Public-key cryptography, also known

Public-key cryptography, also known as asymmetric cryptography, is a class of cryptographic protocols based on algorithms that require two separate keys, one of which is secret (or private) and one of which is public. Although different, the two parts of this key pair are mathematically linked. The public key is used, for example, to encrypt plaintext or to verify a digital signature; whereas the private key is used for the opposite operation, in these examples to decrypt ciphertext or to create a digital signature.

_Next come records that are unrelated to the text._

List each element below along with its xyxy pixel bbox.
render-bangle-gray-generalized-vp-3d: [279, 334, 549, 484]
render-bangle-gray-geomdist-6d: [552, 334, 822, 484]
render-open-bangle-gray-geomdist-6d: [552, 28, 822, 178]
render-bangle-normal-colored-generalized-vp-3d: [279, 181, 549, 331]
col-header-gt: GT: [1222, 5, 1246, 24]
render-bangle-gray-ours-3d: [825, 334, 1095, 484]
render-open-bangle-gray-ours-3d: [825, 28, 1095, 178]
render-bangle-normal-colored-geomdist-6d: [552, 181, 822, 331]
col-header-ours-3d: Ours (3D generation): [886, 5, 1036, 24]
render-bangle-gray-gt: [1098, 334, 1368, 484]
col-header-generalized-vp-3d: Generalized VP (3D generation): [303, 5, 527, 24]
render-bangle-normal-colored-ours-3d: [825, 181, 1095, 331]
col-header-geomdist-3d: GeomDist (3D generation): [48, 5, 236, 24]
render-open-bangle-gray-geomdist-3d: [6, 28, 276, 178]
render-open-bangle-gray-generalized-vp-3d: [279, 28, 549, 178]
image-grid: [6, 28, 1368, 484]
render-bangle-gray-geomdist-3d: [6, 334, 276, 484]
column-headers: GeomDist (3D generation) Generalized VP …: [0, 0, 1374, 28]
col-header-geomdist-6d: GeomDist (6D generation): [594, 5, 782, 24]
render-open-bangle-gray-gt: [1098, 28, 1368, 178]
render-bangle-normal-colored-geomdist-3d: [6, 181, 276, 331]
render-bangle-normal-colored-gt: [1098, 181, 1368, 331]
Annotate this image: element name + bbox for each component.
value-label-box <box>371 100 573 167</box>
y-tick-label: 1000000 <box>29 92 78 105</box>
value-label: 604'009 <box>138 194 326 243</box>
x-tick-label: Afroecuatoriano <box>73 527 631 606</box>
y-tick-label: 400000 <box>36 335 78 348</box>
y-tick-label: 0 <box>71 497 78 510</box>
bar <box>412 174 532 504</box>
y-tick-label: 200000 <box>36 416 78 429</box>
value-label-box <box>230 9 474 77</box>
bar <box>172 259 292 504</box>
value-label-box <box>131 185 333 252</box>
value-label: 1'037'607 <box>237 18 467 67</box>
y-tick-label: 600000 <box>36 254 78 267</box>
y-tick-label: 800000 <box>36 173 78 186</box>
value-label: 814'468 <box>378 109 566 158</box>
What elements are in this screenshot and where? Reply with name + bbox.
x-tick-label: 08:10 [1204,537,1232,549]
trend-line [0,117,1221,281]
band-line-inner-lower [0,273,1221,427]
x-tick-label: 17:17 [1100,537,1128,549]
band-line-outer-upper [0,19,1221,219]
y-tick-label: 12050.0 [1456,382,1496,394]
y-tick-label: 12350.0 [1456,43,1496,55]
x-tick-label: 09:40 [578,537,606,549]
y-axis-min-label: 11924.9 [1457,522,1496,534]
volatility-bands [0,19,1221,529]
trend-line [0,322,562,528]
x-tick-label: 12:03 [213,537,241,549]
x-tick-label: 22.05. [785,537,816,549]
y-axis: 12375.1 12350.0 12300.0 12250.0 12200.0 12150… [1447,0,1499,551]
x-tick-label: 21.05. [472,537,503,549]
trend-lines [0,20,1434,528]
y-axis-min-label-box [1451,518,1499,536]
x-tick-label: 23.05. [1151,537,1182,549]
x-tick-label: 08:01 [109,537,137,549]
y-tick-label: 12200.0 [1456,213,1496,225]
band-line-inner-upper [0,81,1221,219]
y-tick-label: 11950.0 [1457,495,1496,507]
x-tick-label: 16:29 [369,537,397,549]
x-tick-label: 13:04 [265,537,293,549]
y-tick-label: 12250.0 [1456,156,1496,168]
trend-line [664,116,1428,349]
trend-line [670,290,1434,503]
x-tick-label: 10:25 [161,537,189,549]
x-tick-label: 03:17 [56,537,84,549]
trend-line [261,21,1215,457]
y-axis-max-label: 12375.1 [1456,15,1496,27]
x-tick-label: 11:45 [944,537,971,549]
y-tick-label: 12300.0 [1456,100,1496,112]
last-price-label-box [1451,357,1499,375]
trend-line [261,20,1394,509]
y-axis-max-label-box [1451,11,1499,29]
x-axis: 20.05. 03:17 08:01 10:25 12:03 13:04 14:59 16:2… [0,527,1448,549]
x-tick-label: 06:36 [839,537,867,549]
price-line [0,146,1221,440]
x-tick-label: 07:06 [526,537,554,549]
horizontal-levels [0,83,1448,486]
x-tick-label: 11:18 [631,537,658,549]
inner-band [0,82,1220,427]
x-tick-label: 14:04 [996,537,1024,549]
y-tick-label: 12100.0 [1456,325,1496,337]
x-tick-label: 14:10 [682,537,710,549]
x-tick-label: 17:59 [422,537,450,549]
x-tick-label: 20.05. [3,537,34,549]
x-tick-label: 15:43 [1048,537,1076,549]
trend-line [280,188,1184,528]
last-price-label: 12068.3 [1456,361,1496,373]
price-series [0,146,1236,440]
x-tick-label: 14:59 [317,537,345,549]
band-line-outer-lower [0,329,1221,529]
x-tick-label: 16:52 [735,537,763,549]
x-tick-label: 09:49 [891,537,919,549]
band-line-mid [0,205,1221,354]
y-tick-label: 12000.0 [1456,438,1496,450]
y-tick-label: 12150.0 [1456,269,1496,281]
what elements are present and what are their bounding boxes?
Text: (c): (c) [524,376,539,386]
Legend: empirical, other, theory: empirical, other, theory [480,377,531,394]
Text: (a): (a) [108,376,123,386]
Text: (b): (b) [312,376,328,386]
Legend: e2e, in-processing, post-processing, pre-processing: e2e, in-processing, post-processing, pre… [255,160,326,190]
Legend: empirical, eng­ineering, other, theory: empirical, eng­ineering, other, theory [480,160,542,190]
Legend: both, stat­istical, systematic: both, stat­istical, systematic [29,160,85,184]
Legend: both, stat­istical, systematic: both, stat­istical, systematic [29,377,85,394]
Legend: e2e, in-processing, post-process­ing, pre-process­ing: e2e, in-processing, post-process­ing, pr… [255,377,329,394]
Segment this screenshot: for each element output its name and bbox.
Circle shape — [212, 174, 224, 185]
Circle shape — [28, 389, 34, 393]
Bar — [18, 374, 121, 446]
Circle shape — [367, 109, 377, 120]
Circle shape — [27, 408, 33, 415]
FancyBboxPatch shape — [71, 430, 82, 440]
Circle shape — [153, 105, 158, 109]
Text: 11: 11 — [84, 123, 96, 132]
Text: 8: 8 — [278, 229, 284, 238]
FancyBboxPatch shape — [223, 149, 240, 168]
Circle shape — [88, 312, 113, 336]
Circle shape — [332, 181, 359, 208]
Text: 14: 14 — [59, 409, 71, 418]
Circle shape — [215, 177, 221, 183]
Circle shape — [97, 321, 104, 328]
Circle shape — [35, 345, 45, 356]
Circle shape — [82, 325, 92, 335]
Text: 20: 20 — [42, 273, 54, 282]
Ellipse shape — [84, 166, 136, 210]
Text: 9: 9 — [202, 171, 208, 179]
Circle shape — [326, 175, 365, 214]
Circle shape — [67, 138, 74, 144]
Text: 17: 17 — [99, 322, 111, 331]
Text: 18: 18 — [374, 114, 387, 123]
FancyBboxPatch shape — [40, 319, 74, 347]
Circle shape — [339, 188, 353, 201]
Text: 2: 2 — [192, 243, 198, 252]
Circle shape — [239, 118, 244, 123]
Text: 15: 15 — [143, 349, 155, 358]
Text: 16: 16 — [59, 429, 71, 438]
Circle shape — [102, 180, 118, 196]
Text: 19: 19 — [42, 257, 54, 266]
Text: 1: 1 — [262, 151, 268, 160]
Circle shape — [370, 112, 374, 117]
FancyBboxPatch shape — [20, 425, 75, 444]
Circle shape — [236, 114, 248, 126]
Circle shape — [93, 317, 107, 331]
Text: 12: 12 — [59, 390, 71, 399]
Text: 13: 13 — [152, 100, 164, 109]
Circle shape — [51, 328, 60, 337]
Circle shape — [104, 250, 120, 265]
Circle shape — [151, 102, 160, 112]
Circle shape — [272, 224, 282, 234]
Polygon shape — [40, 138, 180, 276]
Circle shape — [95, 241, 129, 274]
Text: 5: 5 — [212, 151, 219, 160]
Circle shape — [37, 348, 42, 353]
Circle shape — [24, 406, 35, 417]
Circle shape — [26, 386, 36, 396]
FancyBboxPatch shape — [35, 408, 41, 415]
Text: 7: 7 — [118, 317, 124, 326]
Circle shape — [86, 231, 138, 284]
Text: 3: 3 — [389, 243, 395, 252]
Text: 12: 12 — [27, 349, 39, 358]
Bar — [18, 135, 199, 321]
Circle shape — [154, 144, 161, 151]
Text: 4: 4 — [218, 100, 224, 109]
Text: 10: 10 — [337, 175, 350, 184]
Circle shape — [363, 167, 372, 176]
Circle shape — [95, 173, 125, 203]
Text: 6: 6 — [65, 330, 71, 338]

The term "asymmetric" stems from the use of different keys to perform these opposite functions, each the inverse of the other – as contrasted with conventional ("symmetric") cryptography which relies on the same key to perform both.

Public-key algorithms are based on mathematical problems that currently admit no efficient solution and are inherent in certain integer factorization, discrete logarithm, and elliptic curve relationships. It is computationally easy for a user to generate their own public and private key-pair and to use them for encryption and decryption. The strength lies in it being "impossible" (computationally infeasible) for a properly generated private key to be determined from its corresponding public key. Thus the public key may be published without compromising security, whereas the private key must not be revealed to anyone not authorized to read messages or perform digital signatures. Public key algorithms, unlike symmetric key algorithms, do not require a secure initial exchange of one (or more) secret keys between the parties.

Message authentication involves processing a message with a private key to produce a digital signature. Thereafter anyone can verify this signature by processing the signature value with the signer's corresponding public key and comparing that result with the message. Success confirms the message is unmodified since it was signed, and – presuming the signer's private key has remained secret to the signer – that the signer, and no one else, intentionally performed the signature operation. In practice, typically only a hash or digest of the message, and not the message itself, is encrypted as the signature.

Public-key algorithms are fundamental security ingredients in cryptosystems, applications and protocols. They underpin various Internet standards, such as Transport Layer Security (TLS), S/MIME, PGP, and GPG. Some public key algorithms provide key distribution and secrecy (e.g., Diffie–Hellman key exchange), some provide digital signatures (e.g., Digital Signature Algorithm), and some provide both (e.g., RSA).

Public-key cryptography finds application in, amongst others, the IT security discipline information security. Information security (IS) is concerned with all aspects of protecting electronic information assets against security threats.[1] Public-key cryptography is used as a method of assuring the confidentiality, authenticity and non-repudiability of electronic communications and data storage.